On Saturday 6 November, the Cape Home Educators and Kragdag hosted the Cape Town Home Education Expo at the Durbanville Conference Centre. There were multiple helpful lectures on various home education topics, stalls by a variety of resource providers, and even a homeschool youth market for youngsters to sell their own wares.

Home Education Expos are back

In 2020, there was no live, in-person home education event due to the lockdown regulations in place. It made this event all the more refreshing to attend for new homeschooling parents as well as those already homeschooling. Although the turnout was not as full as previous years, it was still encouraging to see people engaging with each other in constructive conversations on home education.

Parents need the support of others on the same journey, and the homeschool community is well-known for eagerly offering encouragement, pointers on resources and how to use them, and extending a hand to those who are terrified of taking the leap away from mainstream schooling.

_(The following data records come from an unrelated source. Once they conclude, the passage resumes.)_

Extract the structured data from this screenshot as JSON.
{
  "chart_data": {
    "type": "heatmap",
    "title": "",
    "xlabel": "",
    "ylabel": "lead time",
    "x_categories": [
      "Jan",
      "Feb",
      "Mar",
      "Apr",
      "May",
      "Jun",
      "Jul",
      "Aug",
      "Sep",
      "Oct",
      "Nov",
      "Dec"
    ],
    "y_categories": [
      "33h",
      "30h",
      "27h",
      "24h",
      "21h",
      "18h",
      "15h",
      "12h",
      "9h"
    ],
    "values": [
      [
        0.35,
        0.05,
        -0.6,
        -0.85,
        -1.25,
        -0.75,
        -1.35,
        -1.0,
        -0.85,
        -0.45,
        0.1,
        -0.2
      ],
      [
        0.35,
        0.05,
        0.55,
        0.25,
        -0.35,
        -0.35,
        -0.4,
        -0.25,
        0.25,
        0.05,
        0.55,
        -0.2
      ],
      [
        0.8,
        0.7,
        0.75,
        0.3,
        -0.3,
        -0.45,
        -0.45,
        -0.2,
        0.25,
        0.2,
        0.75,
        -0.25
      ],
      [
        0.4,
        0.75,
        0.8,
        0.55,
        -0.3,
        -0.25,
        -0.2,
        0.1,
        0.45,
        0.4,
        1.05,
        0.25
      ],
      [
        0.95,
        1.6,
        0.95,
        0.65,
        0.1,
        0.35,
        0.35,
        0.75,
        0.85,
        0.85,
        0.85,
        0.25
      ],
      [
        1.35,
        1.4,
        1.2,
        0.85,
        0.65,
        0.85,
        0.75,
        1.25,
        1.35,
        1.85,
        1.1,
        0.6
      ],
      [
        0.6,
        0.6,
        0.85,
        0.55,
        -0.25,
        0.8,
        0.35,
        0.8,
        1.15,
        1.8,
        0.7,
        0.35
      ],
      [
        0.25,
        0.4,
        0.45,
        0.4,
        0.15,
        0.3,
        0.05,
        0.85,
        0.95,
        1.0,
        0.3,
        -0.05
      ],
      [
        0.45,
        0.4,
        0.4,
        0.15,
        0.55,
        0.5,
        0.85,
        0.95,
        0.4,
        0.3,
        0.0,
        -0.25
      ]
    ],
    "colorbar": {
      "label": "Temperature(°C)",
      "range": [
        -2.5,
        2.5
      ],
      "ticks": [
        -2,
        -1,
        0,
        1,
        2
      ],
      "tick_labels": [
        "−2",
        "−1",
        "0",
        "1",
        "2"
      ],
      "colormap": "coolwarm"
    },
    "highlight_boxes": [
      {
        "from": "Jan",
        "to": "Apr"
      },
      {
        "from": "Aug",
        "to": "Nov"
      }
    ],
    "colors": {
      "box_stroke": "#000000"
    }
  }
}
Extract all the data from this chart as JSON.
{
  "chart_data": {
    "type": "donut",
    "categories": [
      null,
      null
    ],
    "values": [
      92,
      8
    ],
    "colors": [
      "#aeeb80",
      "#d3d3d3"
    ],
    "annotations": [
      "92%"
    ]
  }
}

Home education provides room for discussion, freedom, and change

Home education is a field where everyone has a voice — parents, children, and resource providers. Everyone can contribute ideas, feedback, and questions — something many parents are not used to. It’s obvious that today’s mainstream education system needs many changes, and it’s not well-equipped to implement them. The home education community stands in the gap with many families starting new businesses, making their own ideas and resources available for the benefit of children both in school and in home education.

Mark Anderson, principal of Koa Academy and one of the exhibitors at the event, commented, “It's exciting to see so many people getting involved in this space. Education has long needed reinvigoration and reimagination, and we're thrilled that parents have more choice than ever before when it comes to how their children can access learning.

In short, home education is an approach, a tool, a support structure that is playing an increasingly obvious and crucial role in education for:

  1. teachers who feel left behind in terms of required skillsets for navigating the 4th Industrial Revolution,
  2. parents who are overwhelmed and struggling to navigate financial pressure and information overload,
  3. and most of all, the thousands of learners in desperate need of an education that will not only allow them to graduate high school, but to be prepared for the working world with relevant, current, and profitable skillsets.

Education is changing, and we’re changing with it

The only way to make education as a whole (both in schools and in home education) relevant, efficient, and successful in the coming years is by continued collaboration — standing together for education that is more child-centred, flexible, and useful. There is room for everyone to participate in this exciting time!